Christmas Eve had a special surprise in store for Balclutha couple Patrick and Jeannetta McArthur.
Among the usual batch of Christmas cards from their three children, eight grandchildren and four great-grandchildren was a special letter and card from the Queen.
“It was a huge surprise,” Mrs McArthur said.
“We really didn’t know it was coming, but our daughter-in-law Cathy had contacted Internal Affairs and advised them about our upcoming 65th wedding anniversary, and they did the rest.
“It was wonderful to get a card on the day from Her Majesty,” she said.
On December 24, 1955, Patrick McArthur married Jeannetta Robertson at the Chalmers Presbyterian Church, in Timaru.
“It was a fine and sunny day and we had an evening wedding in the church, before heading round to Jeannetta’s uncle Allan’s lovely garden at Nile St, for the pictures to be taken,” Mr McArthur said.
The couple had known each other for several years, originally beginning their friendship in Invercargill while studying.
“We met through our common interest of swimming.’’
Mr McArthur studied engineering before joining the Department of Agriculture, and eventually moving to Timaru.
Mrs McArthur studied and practised nursing in Christchurch before also moving to Timaru.
Once married, the couple reunited in Balclutha, where Mr McArthur had been transferred.
He eventually left government service, and set up his own agriculture contracting business in Clutha, where he innovated farm engineering solutions such as mobile sheep showers.
“In those days we had to make everything ourselves. Today, I wouldn’t know what machinery they use on farms as it’s changed so much,” he said.
In the early days the couple said they loved attending the weekly dances run by Joe Brown in Dunedin.

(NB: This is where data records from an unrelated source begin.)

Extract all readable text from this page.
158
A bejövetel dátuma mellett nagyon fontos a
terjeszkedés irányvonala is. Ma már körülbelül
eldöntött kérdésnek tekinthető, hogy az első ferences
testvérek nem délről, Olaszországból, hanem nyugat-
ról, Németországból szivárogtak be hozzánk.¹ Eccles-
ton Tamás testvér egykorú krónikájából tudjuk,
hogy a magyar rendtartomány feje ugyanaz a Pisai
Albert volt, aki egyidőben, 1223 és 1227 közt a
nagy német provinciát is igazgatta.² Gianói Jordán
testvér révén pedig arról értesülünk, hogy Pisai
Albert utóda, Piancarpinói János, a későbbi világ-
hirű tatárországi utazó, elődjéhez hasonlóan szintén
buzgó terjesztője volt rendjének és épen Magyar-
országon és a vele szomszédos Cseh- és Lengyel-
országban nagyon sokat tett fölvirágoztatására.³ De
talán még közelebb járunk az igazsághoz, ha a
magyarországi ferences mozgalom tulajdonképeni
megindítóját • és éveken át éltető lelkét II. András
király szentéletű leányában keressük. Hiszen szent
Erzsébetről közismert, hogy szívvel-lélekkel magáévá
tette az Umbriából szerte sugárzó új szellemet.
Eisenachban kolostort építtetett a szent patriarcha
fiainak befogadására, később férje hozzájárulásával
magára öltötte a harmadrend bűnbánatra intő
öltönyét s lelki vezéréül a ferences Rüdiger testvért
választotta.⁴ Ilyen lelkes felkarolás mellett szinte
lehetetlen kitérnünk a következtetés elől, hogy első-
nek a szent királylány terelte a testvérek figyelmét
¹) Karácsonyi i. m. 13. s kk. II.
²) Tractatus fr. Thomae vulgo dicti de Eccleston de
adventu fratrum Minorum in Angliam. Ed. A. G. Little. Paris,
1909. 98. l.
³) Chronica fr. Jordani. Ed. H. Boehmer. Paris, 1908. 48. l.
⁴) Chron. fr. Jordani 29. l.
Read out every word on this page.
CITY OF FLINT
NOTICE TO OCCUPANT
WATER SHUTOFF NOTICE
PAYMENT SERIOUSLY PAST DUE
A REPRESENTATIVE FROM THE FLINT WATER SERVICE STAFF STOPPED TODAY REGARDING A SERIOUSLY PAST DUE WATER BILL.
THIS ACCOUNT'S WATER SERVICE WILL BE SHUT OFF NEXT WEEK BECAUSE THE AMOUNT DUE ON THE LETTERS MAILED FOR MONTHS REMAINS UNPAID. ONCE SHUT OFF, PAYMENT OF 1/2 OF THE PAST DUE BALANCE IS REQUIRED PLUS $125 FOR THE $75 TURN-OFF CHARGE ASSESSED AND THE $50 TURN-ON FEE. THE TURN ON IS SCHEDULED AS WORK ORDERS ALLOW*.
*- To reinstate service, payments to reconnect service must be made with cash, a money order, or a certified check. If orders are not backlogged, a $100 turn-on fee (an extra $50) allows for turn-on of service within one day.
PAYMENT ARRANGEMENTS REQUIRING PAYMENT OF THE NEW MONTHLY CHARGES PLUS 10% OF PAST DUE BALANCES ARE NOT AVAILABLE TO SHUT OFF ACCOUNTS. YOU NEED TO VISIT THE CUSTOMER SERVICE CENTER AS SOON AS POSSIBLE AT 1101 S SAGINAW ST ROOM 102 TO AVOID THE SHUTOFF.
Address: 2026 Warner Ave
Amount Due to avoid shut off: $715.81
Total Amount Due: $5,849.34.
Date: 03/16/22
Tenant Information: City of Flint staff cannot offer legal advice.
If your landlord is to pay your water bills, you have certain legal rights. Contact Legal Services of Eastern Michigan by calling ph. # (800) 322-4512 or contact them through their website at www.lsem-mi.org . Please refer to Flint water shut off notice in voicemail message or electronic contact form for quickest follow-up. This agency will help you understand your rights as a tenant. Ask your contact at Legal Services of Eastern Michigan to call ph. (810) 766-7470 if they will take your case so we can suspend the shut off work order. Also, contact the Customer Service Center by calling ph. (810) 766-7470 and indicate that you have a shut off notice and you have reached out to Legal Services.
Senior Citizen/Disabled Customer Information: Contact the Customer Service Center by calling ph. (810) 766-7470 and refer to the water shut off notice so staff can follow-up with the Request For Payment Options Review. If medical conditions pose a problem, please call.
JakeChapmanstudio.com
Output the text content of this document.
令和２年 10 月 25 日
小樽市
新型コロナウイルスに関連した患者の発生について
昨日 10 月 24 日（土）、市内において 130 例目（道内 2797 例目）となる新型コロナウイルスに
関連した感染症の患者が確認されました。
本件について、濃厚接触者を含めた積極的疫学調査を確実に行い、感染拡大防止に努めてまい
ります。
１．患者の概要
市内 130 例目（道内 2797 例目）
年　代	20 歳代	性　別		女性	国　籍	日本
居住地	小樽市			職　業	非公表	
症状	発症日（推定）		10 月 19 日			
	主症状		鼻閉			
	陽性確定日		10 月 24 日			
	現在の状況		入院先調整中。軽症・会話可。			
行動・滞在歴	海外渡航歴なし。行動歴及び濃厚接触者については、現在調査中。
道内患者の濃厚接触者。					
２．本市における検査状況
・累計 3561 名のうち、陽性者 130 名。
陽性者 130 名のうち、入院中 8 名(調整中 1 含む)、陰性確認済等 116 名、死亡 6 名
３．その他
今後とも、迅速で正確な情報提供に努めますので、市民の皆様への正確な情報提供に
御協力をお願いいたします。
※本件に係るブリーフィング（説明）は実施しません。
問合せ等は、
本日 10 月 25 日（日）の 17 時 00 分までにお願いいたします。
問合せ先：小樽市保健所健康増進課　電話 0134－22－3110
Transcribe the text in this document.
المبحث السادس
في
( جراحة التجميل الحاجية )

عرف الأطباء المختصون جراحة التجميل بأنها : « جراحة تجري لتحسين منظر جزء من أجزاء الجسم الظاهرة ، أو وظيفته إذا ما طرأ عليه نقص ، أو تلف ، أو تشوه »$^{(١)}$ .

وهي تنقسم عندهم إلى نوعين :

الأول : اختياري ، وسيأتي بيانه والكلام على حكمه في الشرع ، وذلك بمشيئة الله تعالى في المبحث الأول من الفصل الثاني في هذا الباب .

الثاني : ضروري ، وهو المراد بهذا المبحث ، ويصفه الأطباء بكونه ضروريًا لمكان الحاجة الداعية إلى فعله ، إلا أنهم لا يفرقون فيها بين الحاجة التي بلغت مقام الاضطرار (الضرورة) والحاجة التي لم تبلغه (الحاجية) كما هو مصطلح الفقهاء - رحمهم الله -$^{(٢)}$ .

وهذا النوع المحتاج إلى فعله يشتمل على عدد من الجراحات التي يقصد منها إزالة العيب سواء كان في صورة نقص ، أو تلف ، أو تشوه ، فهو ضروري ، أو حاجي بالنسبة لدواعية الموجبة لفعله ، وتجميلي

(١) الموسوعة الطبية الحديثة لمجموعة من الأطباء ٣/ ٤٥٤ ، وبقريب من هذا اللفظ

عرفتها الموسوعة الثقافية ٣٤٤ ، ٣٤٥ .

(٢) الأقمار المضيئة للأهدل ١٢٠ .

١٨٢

“That’s how you met people then. Everyone always went about in groups and there was always someone in your group who could play a musical instrument. We had to entertain ourselves, but we always had a lot of fun and we had proper bands on the stage each dance night,” Mr McArthur said.
Raising their children Niven, Struan and Tui meant shared family activities like swimming and surf life›saving.
“We were all members of the Balclutha Amateur Swimming Club and the Kaka Point Surf Life Saving Club.
“We had a small bach near the beach and spent many an hour out there,” Mr McArthur said.
Asked for the secret to 65 years of marriage Mrs McArthur said it was all about ‘‘give and take’’.
‘‘You need a balance to survive this long.’’
Mr McArthur added culinary skills into the formula.
“Jeannetta learned cooking from her mother, who taught it at Mackenzie College, in Fairlie.